De même il a ajouté: il existe un sérieux différend en ce qui concerne les intérêts entre l'Iran et l'Amérique; néanmoins notre art c'est de ne pas l'accentuer. Nous devons faire en sorte que les voies permettant de sortir de ce climat soient réunies afin de parvenir à une meilleure situation, pour stabiliser notre situation.

Evoquant la question nucléaire de notre pays, il a souligné:
Sortir victorieux du dossier nucléaire pour obtenir notre droit c'est de surmonter les pressions exercées sur l'Iran, ce qui pourrait stabiliser notre situation et être efficace pour d'autres pays. Faisant allusion aux négociations entre l'Iran et l'Amérique en Afghanistan et en Irak dans des conditions où l'Amérique a menacé ces deux pays en jetant son regard sur l'Iran, menaces qui s'intensifient chaque davantage, cet ancien diplomate iranien de haut rang a déclaré: en Afghanistan s'il y avaient des négociations avec l'Amérique, ces pourparlers portaient notamment sur notre propre droit et celui du peuple afghan.
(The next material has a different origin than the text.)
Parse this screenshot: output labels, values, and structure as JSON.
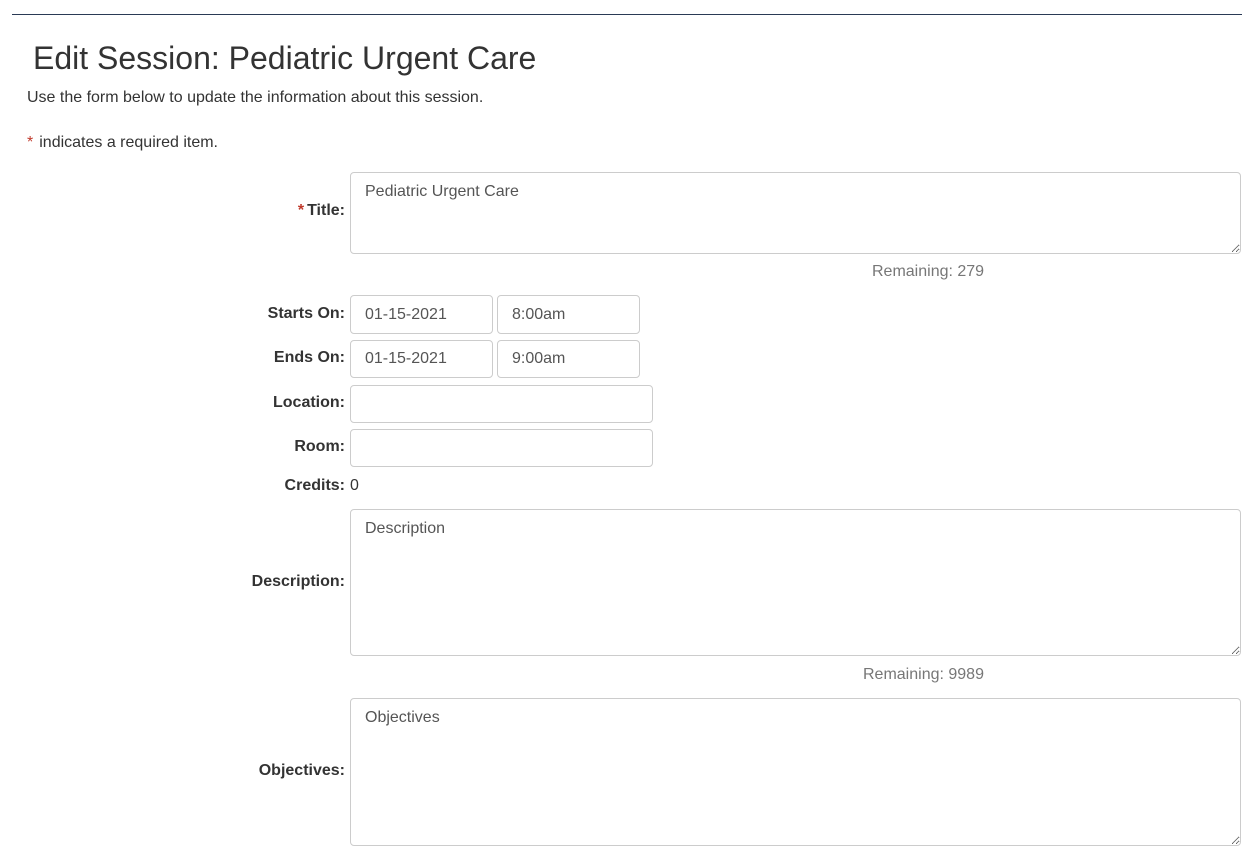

En Irak aussi s'il y a de pourparlers, ceci n'est pas authentique; plutôt c'est une négociation pour savoir à travers de laquelle comment nous devons assurer davantage notre droit et celui de la nation irakienne. Tout compte fait l'Iran cherche ses propres intérêts et la sécurité nationale iranienne sera assurée que si nos intérêts étaient assurés.
Au sujet des pourparlers entre l'Iran et l'Amérique sur l'Irak, Kharazi a déclaré: ceci est une négociation tactique et non pas stratégique. Les Américains ont occupé l'Irak, naturellement nos intérêts sont aussi menacés.

Et Kharazi de poursuivre: l'Iran ne se trouve pas dans des conditions permettant de tenir des négociations avec l'Amérique, mais en raison des pourparlers qui ont eu lieu avec l'Irak et auront lieu probablement dans l'avenir, cette éventualité persiste que là bas nous connaîtrons mieux les objectifs américains en trouvant l'occasion d'influer leur prise de décision. En général, nous soutenons et nous aidons le peuple et le gouvernement irakiens afin qu'ils prennent les rênes du pouvoir.

Et Kharazi d'ajouter: nous avons toujours déclaré que si les Américains respectaient le principe du respect mutuel, nous n'avons pas peur des négociations, mais ils ne respectent pas ce principe important.
Il a souligné: à présent les conditions ne sont pas réunies afin de nous assurer que les Américains seraient prêts à se mettre à la table de négociations conformément au respect mutuel.